Lennox scheint gerade der Geduldsfaden geplatzt zu sein, er reist mir das Handy vom Ohr und beschimpft Preston, wie ich es nicht besser hätte machen können. Nur leider mit dem Unterschied, dass ich nichts auf seine Vorwürfe erwidert habe. Am Ende seiner Schimpftirade angekommen, drückt er auf den roten Button und beendet das Gespräch, dabei denke ich nicht, dass Preston sich das alles angehört hat.
>> Ich glaube, das war nicht so geplant, oder? << frage ich mit tonloser Stimme und bin überrascht, dass ich mich noch auf den Beinen halten kann.

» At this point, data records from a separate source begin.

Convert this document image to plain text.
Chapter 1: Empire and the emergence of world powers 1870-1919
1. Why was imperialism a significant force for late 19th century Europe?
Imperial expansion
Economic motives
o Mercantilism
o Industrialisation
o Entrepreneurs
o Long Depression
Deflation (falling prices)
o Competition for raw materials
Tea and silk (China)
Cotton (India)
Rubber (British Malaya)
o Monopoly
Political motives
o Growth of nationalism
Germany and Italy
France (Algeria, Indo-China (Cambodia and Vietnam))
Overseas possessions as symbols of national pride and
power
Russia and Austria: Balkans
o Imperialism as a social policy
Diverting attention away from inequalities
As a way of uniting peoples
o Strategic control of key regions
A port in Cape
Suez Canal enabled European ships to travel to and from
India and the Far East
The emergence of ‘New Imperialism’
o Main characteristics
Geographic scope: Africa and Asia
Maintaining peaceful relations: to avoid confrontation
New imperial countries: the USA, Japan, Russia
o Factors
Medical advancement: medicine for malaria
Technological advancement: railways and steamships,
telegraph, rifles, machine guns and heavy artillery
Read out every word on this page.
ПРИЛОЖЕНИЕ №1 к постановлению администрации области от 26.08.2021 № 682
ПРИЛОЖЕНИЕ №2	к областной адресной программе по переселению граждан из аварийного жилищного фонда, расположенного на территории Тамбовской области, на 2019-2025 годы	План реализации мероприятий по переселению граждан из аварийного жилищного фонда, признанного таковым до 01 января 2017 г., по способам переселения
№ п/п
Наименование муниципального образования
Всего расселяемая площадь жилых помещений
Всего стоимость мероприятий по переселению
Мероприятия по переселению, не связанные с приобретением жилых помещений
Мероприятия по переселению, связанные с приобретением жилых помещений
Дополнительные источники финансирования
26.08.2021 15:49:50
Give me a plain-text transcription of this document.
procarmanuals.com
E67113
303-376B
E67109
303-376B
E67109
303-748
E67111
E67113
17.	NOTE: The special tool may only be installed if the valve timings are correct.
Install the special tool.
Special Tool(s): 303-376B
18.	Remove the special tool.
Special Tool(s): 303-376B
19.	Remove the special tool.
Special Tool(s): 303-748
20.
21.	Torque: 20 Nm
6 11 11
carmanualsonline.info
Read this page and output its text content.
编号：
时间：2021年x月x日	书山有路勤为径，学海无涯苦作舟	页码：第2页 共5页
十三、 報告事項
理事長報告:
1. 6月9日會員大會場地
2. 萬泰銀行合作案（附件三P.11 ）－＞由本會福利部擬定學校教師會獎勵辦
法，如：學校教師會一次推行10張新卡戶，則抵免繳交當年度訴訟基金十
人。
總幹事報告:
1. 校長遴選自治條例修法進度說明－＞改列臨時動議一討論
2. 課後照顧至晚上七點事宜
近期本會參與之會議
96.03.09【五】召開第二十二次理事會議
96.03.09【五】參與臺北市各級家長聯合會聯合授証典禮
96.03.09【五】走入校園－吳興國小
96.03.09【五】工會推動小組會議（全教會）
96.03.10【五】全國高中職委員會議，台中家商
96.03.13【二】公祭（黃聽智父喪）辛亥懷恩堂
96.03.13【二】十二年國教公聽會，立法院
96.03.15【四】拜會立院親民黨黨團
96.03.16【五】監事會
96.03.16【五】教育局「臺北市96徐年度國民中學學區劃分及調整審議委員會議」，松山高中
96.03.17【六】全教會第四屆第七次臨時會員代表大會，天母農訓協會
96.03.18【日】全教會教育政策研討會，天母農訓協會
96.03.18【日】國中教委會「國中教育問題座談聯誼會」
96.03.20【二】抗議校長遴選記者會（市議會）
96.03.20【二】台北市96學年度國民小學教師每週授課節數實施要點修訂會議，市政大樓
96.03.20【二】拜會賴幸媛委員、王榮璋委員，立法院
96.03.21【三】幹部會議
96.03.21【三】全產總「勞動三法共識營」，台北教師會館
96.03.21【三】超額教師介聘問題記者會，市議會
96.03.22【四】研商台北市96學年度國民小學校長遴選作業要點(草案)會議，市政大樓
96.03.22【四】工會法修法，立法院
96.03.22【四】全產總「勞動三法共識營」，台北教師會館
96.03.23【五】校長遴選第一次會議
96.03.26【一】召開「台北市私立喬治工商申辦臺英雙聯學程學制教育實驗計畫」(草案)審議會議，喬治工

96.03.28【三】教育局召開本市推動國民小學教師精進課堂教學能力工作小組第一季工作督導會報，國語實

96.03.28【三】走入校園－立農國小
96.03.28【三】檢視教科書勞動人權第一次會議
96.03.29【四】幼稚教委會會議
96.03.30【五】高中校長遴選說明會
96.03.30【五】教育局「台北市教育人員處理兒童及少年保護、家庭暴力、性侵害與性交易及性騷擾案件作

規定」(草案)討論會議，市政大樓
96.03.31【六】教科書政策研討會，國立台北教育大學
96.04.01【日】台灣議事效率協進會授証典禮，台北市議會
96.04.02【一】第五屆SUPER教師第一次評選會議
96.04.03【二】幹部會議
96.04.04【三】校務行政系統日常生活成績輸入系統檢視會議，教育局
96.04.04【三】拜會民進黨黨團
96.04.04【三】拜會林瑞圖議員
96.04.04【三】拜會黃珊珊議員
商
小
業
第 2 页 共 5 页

>> Nicht ganz. Er meldet sich bestimmt wieder. Er ist immer noch scharf darauf, dich in seine Finger zu bekommen. Wir werden Akira da rausholen, ich verspreche es dir. Die Jungs sind schon dabei alle Vorbereitungen zu treffen. <<
Unfähig etwas darauf zu erwidern, sehe ich ihn stumm, aber dafür mit gerunzelter Stirn an. Meine Sicht ist verschwommen und ich begreife erst, dass sich Tränen in meinen Augen gesammelt haben, als er mich in seine Arme zieht und sie über meine Wangen rollen.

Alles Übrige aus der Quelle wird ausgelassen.